几乎就在她翻身动作完成的瞬间,身边的张方成像被设定好的程序触发了一样,也动了!
他依旧是那种“迷茫”的、梦游者般的姿态,缓缓地坐起身。
然后,又一次,悄无声息地离开了她的床,离开了她的房间。
主卧的鼾声,如同背景音乐般,再次准时响起。
艾琳看着那个消失在门口的背影,心里最后那点疑虑也消散了。
“看,他真的是无意识的。
我一动,他就醒了,就走了。
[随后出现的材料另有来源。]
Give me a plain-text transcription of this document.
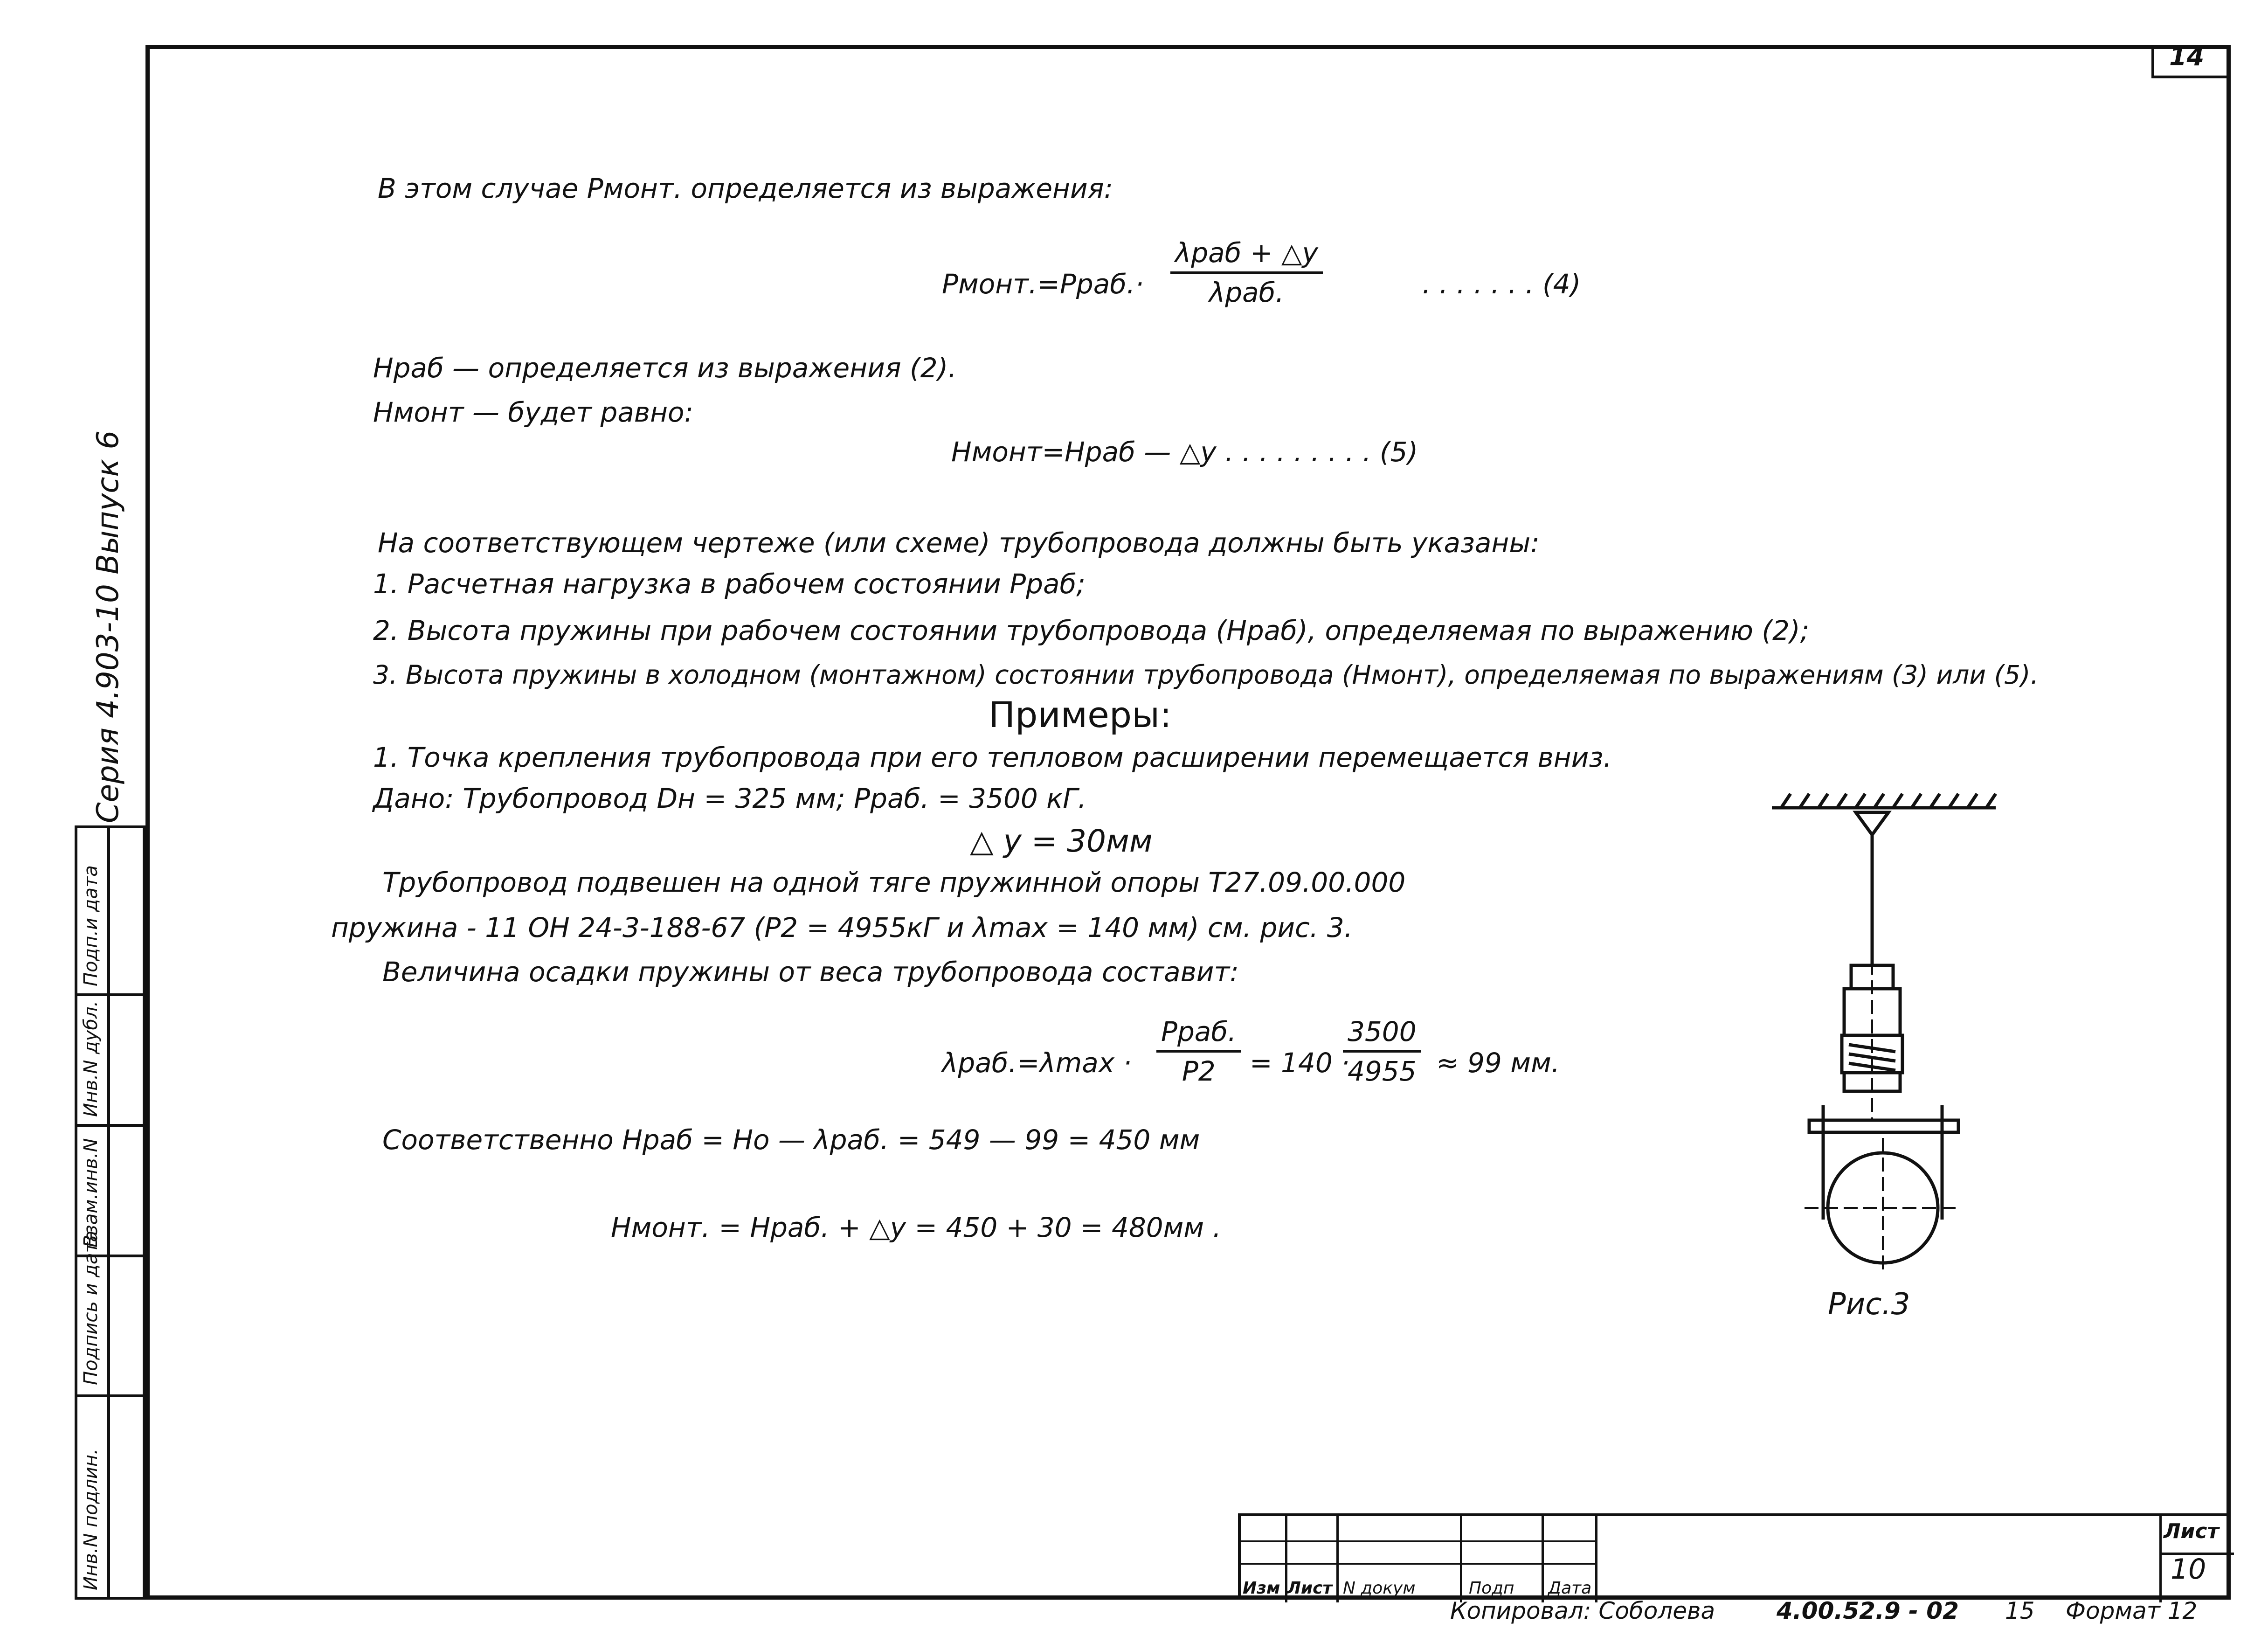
14
Серия 4.903-10 Выпуск 6
Инв.N подлин.
Подпись и дата
Взам.инв.N
Инв.N дубл.
Подп.и дата
В этом случае Рмонт. определяется из выражения:
Рмонт.=Рраб.·
λраб + △у
λраб.	. . . . . . . (4)
Нраб — определяется из выражения (2).
Нмонт — будет равно:
Нмонт=Нраб — △у . . . . . . . . . (5)
На соответствующем чертеже (или схеме) трубопровода должны быть указаны:
1. Расчетная нагрузка в рабочем состоянии Рраб;
2. Высота пружины при рабочем состоянии трубопровода (Нраб), определяемая по выражению (2);
3. Высота пружины в холодном (монтажном) состоянии трубопровода (Нмонт), определяемая по выражениям (3) или (5).
Примеры:
1. Точка крепления трубопровода при его тепловом расширении перемещается вниз.
Дано: Трубопровод Dн = 325 мм; Рраб. = 3500 кГ.
△ у = 30мм
Трубопровод подвешен на одной тяге пружинной опоры Т27.09.00.000
пружина - 11 ОН 24-3-188-67 (Р2 = 4955кГ и λmax = 140 мм) см. рис. 3.
Величина осадки пружины от веса трубопровода составит:
λраб.=λmax ·
Рраб.
Р2	= 140 ·
$\frac{3500}{4955} \approx 99$ мм.
Соответственно Нраб = Но — λраб. = 549 — 99 = 450 мм
Нмонт. = Нраб. + △у = 450 + 30 = 480мм .
Рис.3
Изм Лист N докум	Подп Дата
Лист
10
Копировал: Соболева	4.00.52.9 - 02 15 Формат 12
”
她甚至为自己刚才的“配合”感到一丝…隐秘的安心?
至少,不用再尖叫了,不用再把自己和菲菲都吓个半死了。
这一夜,同样的戏码又重复上演了五六次。
张方成像个设定好时间的幽灵,准时出现,躺下,搂住她。
艾琳有时会被惊醒,有时在半梦半醒间感觉到他的存在。
但每一次,她都没有再发出尖叫。
有时只是睁开眼看看,有时像第一次那样,轻轻翻个身。
而每一次,张方成都会在她有所动作后不久,如同“梦醒”般离开。
折腾了一夜,当艾琳最后一次在张方成离开后沉沉睡去时,她的心里,竟然…偷偷地松了一口气?
一种扭曲的“习惯”和“适应”感,正在悄然滋生。
日子,就在这种诡异而扭曲的“平衡”中,一天天滑过。
一个月,两个月…日历无声地翻页。
张方成的“梦游”成了这个豪华公寓里固定的夜半节目。
每晚,他都会如同鬼魅般出现在艾琳的床上,搂着她睡一会儿。
而艾琳,从最初的惊恐尖叫,到后来的麻木忍受,再到如今…她甚至不再每次都被惊醒。
恐惧感,在日复一日的重复和“无害”的表象下,被一点点地麻痹、稀释了。
张方成也确实如“科普”所说,从未在“梦游”时做出任何超出“搂抱”范围的举动。
没有更进一步的侵犯。
这极大地“安抚”了艾琳那颗悬着的心,让她对“梦游症”这个解释深信不疑。
她甚至开始“习惯”了身边多一个人的体温和呼吸声。
有时,她在半夜迷迷糊糊醒来,感觉到腰上那条沉甸甸的手臂。
也只是皱皱眉,连眼睛都懒得睁开,便又昏昏沉沉地睡去。
她的身体不再像最初那样紧绷僵硬,反而在那种被强制包裹的温热中,找到了一种病态的、自欺欺人的“安全感”。
至少,这证明了他“只是”梦游,没有更坏的心思。
张方成的“礼物攻势”也从未停止。
名牌包包、精致首饰、昂贵的护肤品…时不时就会出现在艾琳的梳妆台上。
每一次收到礼物,张方成都会再次提起那辆梦幻的“玛莎拉蒂”。
描绘得更加诱人,承诺得更加真切,但…始终是“快了”、“等下一个项目”、“资金到位马上办”。
艾琳心里明白,这辆车就是吊在她眼前的胡萝卜,是张方成控制她的缰绳。
她不能主动去问,不能表现出急切。
一旦开口索要,那就等于撕下了最后一块遮羞布,承认自己是在用默许他的“梦游”骚扰,来交换这辆豪车。
现在这样…多好?他花了那么多钱,只是“得了个怪病”。
晚上会无意识地睡在她旁边,搂她一会儿,又没真的对她做什么过分的事。
这种“交换”,让她心里虽然别扭,却也说不出什么理直气壮的反对理由。
她甚至开始用这个理由来说服自己接受现状。
“就当…是陪护一个病人了?他给了我这么多,这点牺牲…也不算太过分吧?”
三个月后的一个深夜。
艾琳在睡梦中,习惯性地被身边的热源和重量弄醒。
她没有睁眼,甚至没有完全清醒。
只是凭借着身体几个月形成的“记忆”。
她模糊地感觉到是张方成又“梦游”过来了,躺在了她身边,手臂像往常一样习惯性地搭在了她的腰上。
这一次,她没有像最初那样惊恐弹开,也没有像后来那样皱眉翻身。